26 OCTOBER 1929, Page 47

WALL STREET LIQUIDATION.

The explanation is to be found in the fact that the Wall Street liquidation, if continued, seems likely to effect a radical change in the international monetary situation in favour of European markets. Two years ago, when monetary conditions in Europe were fairly comfortable, the " comfort ' was largely due to the fact that easy monetary conditions prevailed in New York and the effect of world indebtedness to the United States was offset, so far as the effect on the American Exchange was concerned, by the fact that the United States investors were lending heavily to other countries.
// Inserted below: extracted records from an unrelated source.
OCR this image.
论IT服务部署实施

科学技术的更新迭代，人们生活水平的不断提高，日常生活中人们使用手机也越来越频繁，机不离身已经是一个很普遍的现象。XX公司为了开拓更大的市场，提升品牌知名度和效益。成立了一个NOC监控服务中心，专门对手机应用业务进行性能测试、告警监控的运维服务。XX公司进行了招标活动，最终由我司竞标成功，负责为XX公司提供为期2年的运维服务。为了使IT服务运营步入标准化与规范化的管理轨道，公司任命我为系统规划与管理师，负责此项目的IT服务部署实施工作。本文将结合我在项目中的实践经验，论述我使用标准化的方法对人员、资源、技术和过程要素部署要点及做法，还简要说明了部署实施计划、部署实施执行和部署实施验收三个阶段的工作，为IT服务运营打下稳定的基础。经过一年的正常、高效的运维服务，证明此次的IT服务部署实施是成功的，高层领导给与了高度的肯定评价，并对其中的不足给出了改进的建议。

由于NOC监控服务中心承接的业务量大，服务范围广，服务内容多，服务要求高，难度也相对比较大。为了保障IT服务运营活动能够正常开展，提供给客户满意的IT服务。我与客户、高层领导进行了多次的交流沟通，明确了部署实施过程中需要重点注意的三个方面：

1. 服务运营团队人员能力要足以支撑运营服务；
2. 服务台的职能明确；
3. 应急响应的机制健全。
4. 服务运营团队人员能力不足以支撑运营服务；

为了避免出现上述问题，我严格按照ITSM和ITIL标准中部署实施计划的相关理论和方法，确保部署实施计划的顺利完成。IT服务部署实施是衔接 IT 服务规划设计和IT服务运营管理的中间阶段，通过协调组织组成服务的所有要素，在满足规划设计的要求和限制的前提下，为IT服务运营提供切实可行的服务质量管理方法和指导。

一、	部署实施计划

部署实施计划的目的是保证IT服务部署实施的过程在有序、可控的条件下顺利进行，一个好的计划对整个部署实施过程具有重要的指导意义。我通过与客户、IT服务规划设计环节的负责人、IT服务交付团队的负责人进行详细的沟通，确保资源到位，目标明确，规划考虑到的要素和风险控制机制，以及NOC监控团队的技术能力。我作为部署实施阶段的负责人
With the commencement of the boom in Wall Street, however, the attention of the American investor was diverted from bonds of the investment character both internal and external, and so rampant became the speculative movement that money rates in New York went up by leaps and bounds, and the American Exchange went in favour of that country both as the result of the abstention from making loans abroad and as a result of the high interest rates in New York attracting balances from centres all over the world. Now that the reaction on a large scale has set in, money rates in New York have declined materially and foreign balances have been drawn away from that centre, with the result that the American Exchange on London has risen to a point not only removing fears of America taking gold, but bringing into view the possibility of permanently easier conditions on the other side of the Atlantic, and perhaps a gradual return to the conditions of a few years ago.